Infrastructure crime is a chronic operational security drain in P1 markets
Eskom estimated ZAR 7.5 billion in infrastructure theft for the 2022/23 financial year. Nigeria's Transmission Company reports systematic copper theft from transmission lines that requires security escort for repair teams. Theft of conductors, transformers, and switchgear drives operational disruption at a scale that, in aggregate, exceeds targeted attack frequency. Physical security investment that addresses both the criminal and adversarial threat simultaneously is more cost-effective than treating them as separate problems.
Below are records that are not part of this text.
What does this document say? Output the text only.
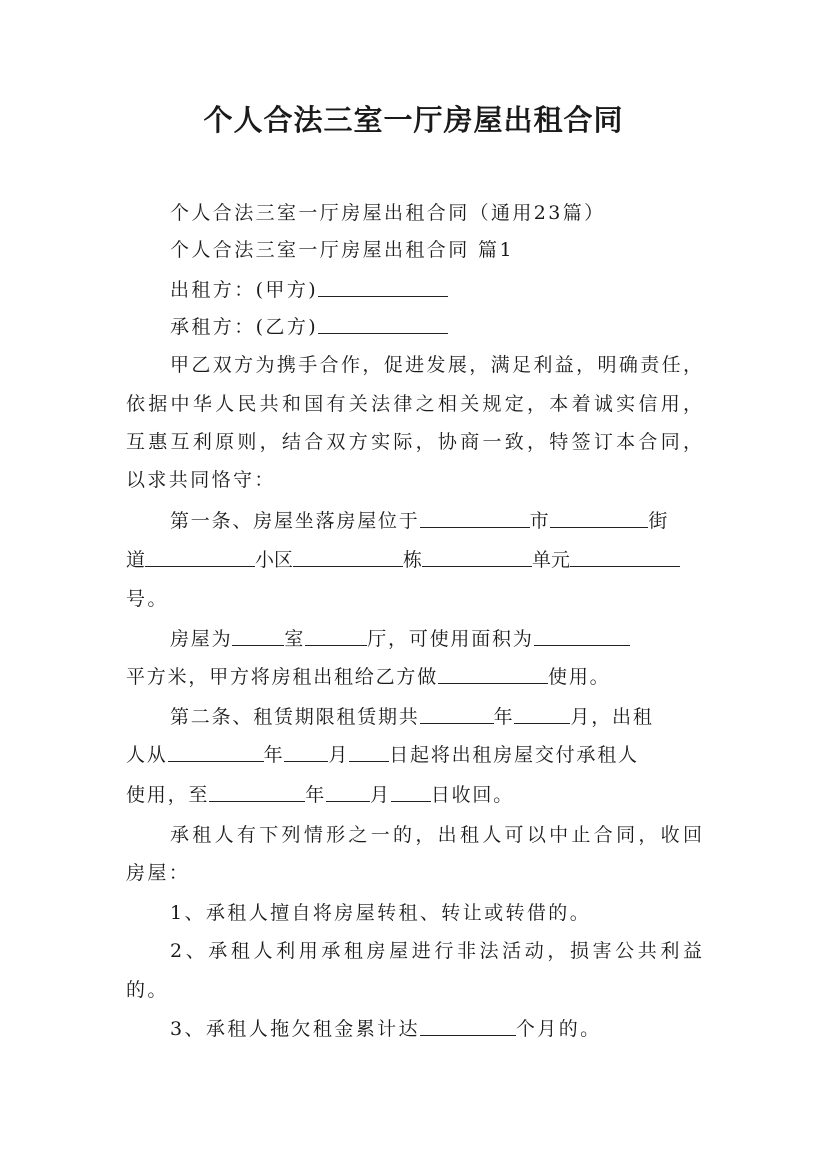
个人合法三室一厅房屋出租合同
个人合法三室一厅房屋出租合同（通用23篇）
个人合法三室一厅房屋出租合同 篇1
出租方：(甲方)
承租方：(乙方)
甲乙双方为携手合作，促进发展，满足利益，明确责任，
依据中华人民共和国有关法律之相关规定，本着诚实信用，
互惠互利原则，结合双方实际，协商一致，特签订本合同，
以求共同恪守：
第一条、房屋坐落房屋位于	市	街
道	小区	栋	单元
号。
房屋为	室	厅，可使用面积为
平方米，甲方将房租出租给乙方做	使用。
第二条、租赁期限租赁期共	年	月，出租
人从	年 月 日起将出租房屋交付承租人
使用，至	年 月 日收回。
承租人有下列情形之一的，出租人可以中止合同，收回
房屋：
1、承租人擅自将房屋转租、转让或转借的。
2、承租人利用承租房屋进行非法活动，损害公共利益
的。
3、承租人拖欠租金累计达	个月的。
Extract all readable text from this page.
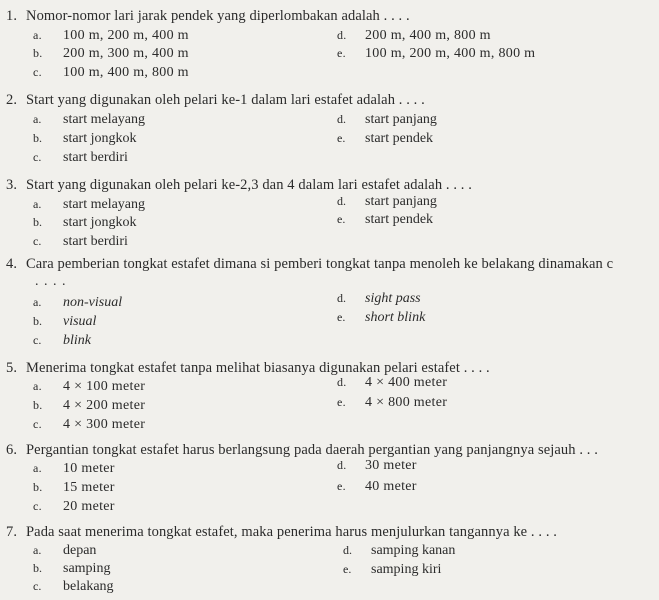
1. Nomor-nomor lari jarak pendek yang diperlombakan adalah . . . .
a. 100 m, 200 m, 400 m
b. 200 m, 300 m, 400 m
c. 100 m, 400 m, 800 m
d. 200 m, 400 m, 800 m
e. 100 m, 200 m, 400 m, 800 m
2. Start yang digunakan oleh pelari ke-1 dalam lari estafet adalah . . . .
a. start melayang
b. start jongkok
c. start berdiri
d. start panjang
e. start pendek
3. Start yang digunakan oleh pelari ke-2,3 dan 4 dalam lari estafet adalah . . . .
a. start melayang
b. start jongkok
c. start berdiri
d. start panjang
e. start pendek
4. Cara pemberian tongkat estafet dimana si pemberi tongkat tanpa menoleh ke belakang dinamakan c
. . . .
a. non-visual
b. visual
c. blink
d. sight pass
e. short blink
5. Menerima tongkat estafet tanpa melihat biasanya digunakan pelari estafet . . . .
a. 4 × 100 meter
b. 4 × 200 meter
c. 4 × 300 meter
d. 4 × 400 meter
e. 4 × 800 meter
6. Pergantian tongkat estafet harus berlangsung pada daerah pergantian yang panjangnya sejauh . . .
a. 10 meter
b. 15 meter
c. 20 meter
d. 30 meter
e. 40 meter
7. Pada saat menerima tongkat estafet, maka penerima harus menjulurkan tangannya ke . . . .
a. depan
b. samping
c. belakang
d. samping kanan
e. samping kiri
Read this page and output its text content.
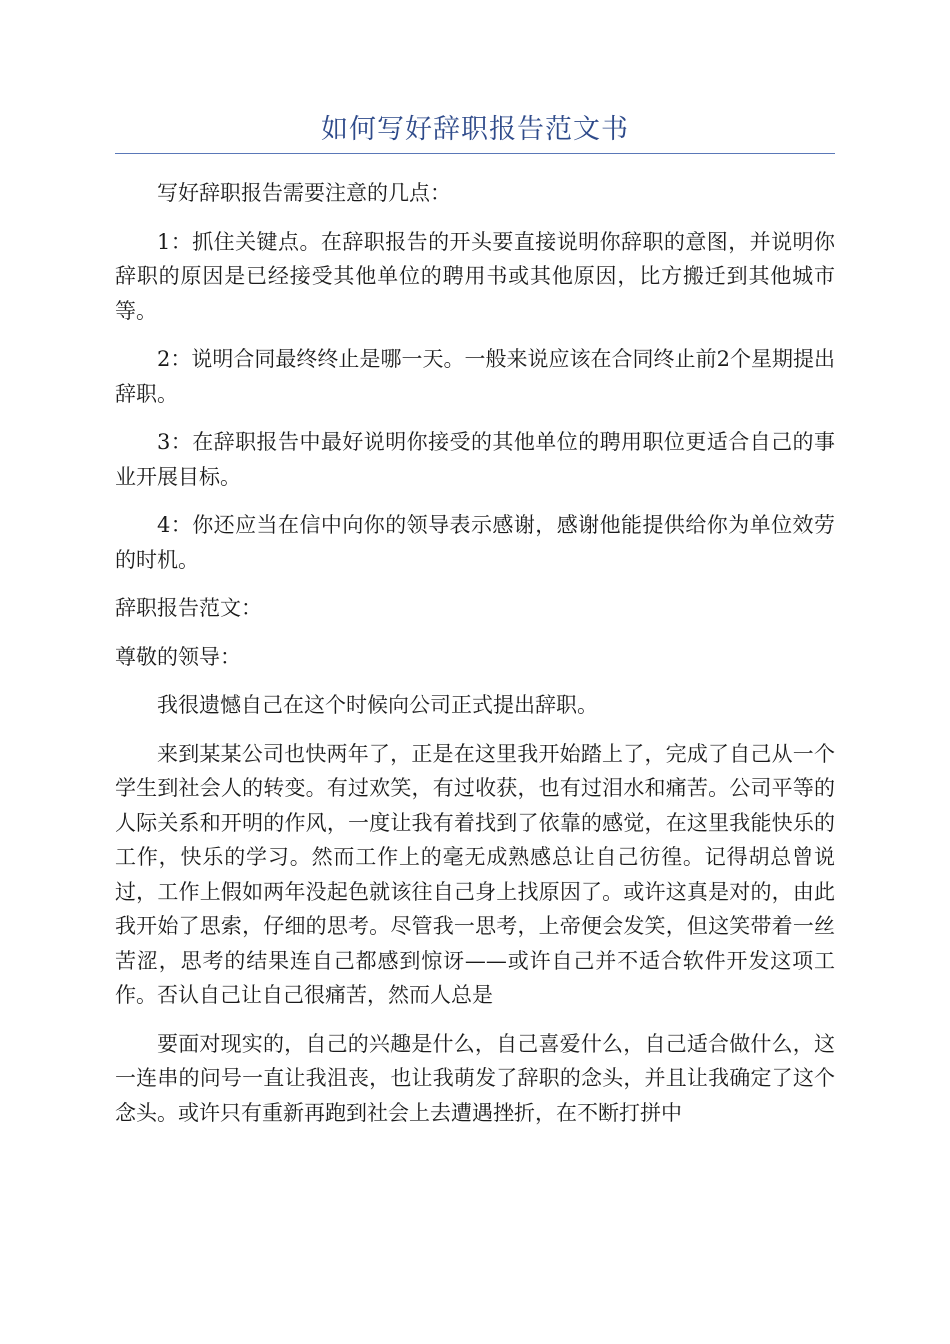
如何写好辞职报告范文书

写好辞职报告需要注意的几点：

1：抓住关键点。在辞职报告的开头要直接说明你辞职的意图，并说明你辞职的原因是已经接受其他单位的聘用书或其他原因，比方搬迁到其他城市等。

2：说明合同最终终止是哪一天。一般来说应该在合同终止前2个星期提出辞职。

3：在辞职报告中最好说明你接受的其他单位的聘用职位更适合自己的事业开展目标。

4：你还应当在信中向你的领导表示感谢，感谢他能提供给你为单位效劳的时机。

辞职报告范文：

尊敬的领导：

我很遗憾自己在这个时候向公司正式提出辞职。

来到某某公司也快两年了，正是在这里我开始踏上了，完成了自己从一个学生到社会人的转变。有过欢笑，有过收获，也有过泪水和痛苦。公司平等的人际关系和开明的作风，一度让我有着找到了依靠的感觉，在这里我能快乐的工作，快乐的学习。然而工作上的毫无成熟感总让自己彷徨。记得胡总曾说过，工作上假如两年没起色就该往自己身上找原因了。或许这真是对的，由此我开始了思索，仔细的思考。尽管我一思考，上帝便会发笑，但这笑带着一丝苦涩，思考的结果连自己都感到惊讶——或许自己并不适合软件开发这项工作。否认自己让自己很痛苦，然而人总是

要面对现实的，自己的兴趣是什么，自己喜爱什么，自己适合做什么，这一连串的问号一直让我沮丧，也让我萌发了辞职的念头，并且让我确定了这个念头。或许只有重新再跑到社会上去遭遇挫折，在不断打拼中
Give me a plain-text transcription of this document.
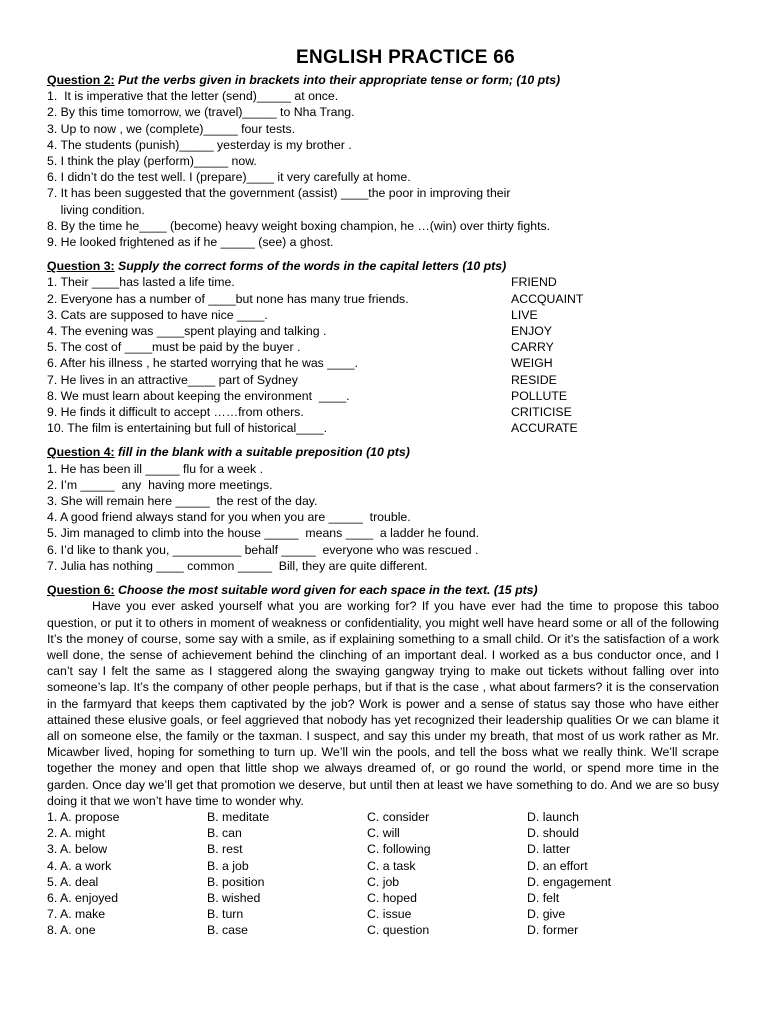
ENGLISH PRACTICE 66
Question 2: Put the verbs given in brackets into their appropriate tense or form; (10 pts)
1.  It is imperative that the letter (send)_____ at once.
2. By this time tomorrow, we (travel)_____ to Nha Trang.
3. Up to now , we (complete)_____ four tests.
4. The students (punish)_____ yesterday is my brother .
5. I think the play (perform)_____ now.
6. I didn’t do the test well. I (prepare)____ it very carefully at home.
7. It has been suggested that the government (assist) ____the poor in improving their
living condition.
8. By the time he____ (become) heavy weight boxing champion, he …(win) over thirty fights.
9. He looked frightened as if he _____ (see) a ghost.
Question 3: Supply the correct forms of the words in the capital letters (10 pts)
1. Their ____has lasted a life time.	FRIEND
2. Everyone has a number of ____but none has many true friends.	ACCQUAINT
3. Cats are supposed to have nice ____.	LIVE
4. The evening was ____spent playing and talking .	ENJOY
5. The cost of ____must be paid by the buyer .	CARRY
6. After his illness , he started worrying that he was ____.	WEIGH
7. He lives in an attractive____ part of Sydney	RESIDE
8. We must learn about keeping the environment  ____.	POLLUTE
9. He finds it difficult to accept ……from others.	CRITICISE
10. The film is entertaining but full of historical____.	ACCURATE
Question 4: fill in the blank with a suitable preposition (10 pts)
1. He has been ill _____ flu for a week .
2. I’m _____  any  having more meetings.
3. She will remain here _____  the rest of the day.
4. A good friend always stand for you when you are _____  trouble.
5. Jim managed to climb into the house _____  means ____  a ladder he found.
6. I’d like to thank you, __________ behalf _____  everyone who was rescued .
7. Julia has nothing ____ common _____  Bill, they are quite different.
Question 6: Choose the most suitable word given for each space in the text. (15 pts)

Have you ever asked yourself what you are working for? If you have ever had the time to propose this taboo question, or put it to others in moment of weakness or confidentiality, you might well have heard some or all of the following It’s the money of course, some say with a smile, as if explaining something to a small child. Or it’s the satisfaction of a work well done, the sense of achievement behind the clinching of an important deal. I worked as a bus conductor once, and I can’t say I felt the same as I staggered along the swaying gangway trying to make out tickets without falling over into someone’s lap. It’s the company of other people perhaps, but if that is the case , what about farmers? it is the conservation in the farmyard that keeps them captivated by the job? Work is power and a sense of status say those who have either attained these elusive goals, or feel aggrieved that nobody has yet recognized their leadership qualities Or we can blame it all on someone else, the family or the taxman. I suspect, and say this under my breath, that most of us work rather as Mr. Micawber lived, hoping for something to turn up. We’ll win the pools, and tell the boss what we really think. We’ll scrape together the money and open that little shop we always dreamed of, or go round the world, or spend more time in the garden. Once day we’ll get that promotion we deserve, but until then at least we have something to do. And we are so busy doing it that we won’t have time to wonder why.

1. A. propose	B. meditate	C. consider	D. launch
2. A. might	B. can	C. will	D. should
3. A. below	B. rest	C. following	D. latter
4. A. a work	B. a job	C. a task	D. an effort
5. A. deal	B. position	C. job	D. engagement
6. A. enjoyed	B. wished	C. hoped	D. felt
7. A. make	B. turn	C. issue	D. give
8. A. one	B. case	C. question	D. former
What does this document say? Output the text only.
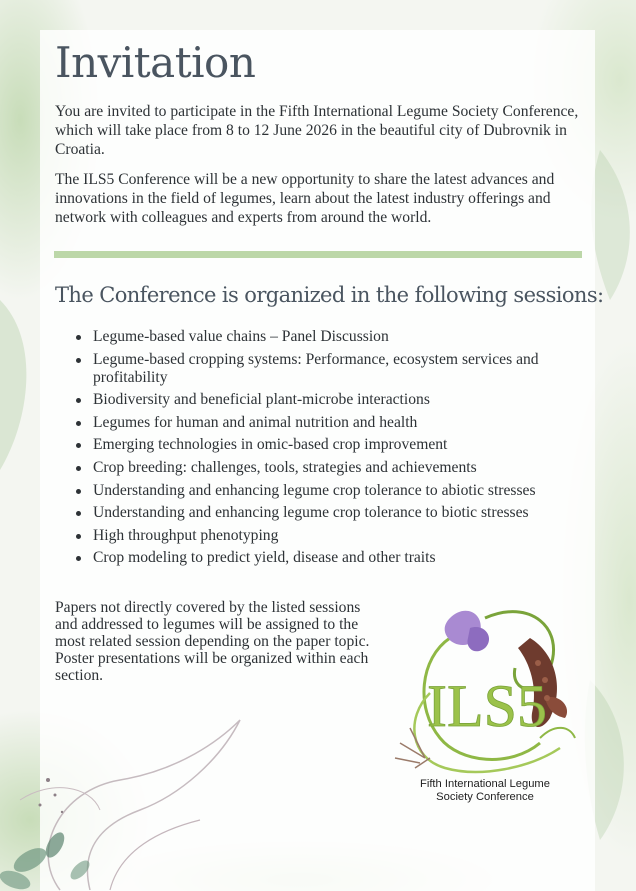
Invitation

You are invited to participate in the Fifth International Legume Society Conference, which will take place from 8 to 12 June 2026 in the beautiful city of Dubrovnik in Croatia.

The ILS5 Conference will be a new opportunity to share the latest advances and innovations in the field of legumes, learn about the latest industry offerings and network with colleagues and experts from around the world.

The Conference is organized in the following sessions:
Legume-based value chains – Panel Discussion
Legume-based cropping systems: Performance, ecosystem services and profitability
Biodiversity and beneficial plant-microbe interactions
Legumes for human and animal nutrition and health
Emerging technologies in omic-based crop improvement
Crop breeding: challenges, tools, strategies and achievements
Understanding and enhancing legume crop tolerance to abiotic stresses
Understanding and enhancing legume crop tolerance to biotic stresses
High throughput phenotyping
Crop modeling to predict yield, disease and other traits

Papers not directly covered by the listed sessions and addressed to legumes will be assigned to the most related session depending on the paper topic. Poster presentations will be organized within each section.	ILS5

Fifth International Legume
Society Conference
SCADA physical access control is distinct from cybersecurity
NERC CIP-006 addresses physical security of BES (Bulk Electric System) Cyber Systems -- the servers, workstations, and communication equipment that control grid operations. Logical (cyber) security of these systems does not substitute for physical access control. An adversary with physical access to a SCADA workstation bypasses most network-based controls. Physical access control for control system equipment -- access logs, visitor records, two-person integrity -- is a specific operational security requirement.
Repair team security in P1 markets requires specific pre-deployment planning
Grid outage repair teams responding to sabotage-induced failures may be entering areas where the armed group responsible is still present. In northern Nigeria, Balochistan, and parts of Iraq and Libya, repair team deployment requires security assessment of why the outage occurred before sending teams into the field. The difference between a weather-induced fault and a deliberate outage used to create a predictable repair team movement is operationally critical.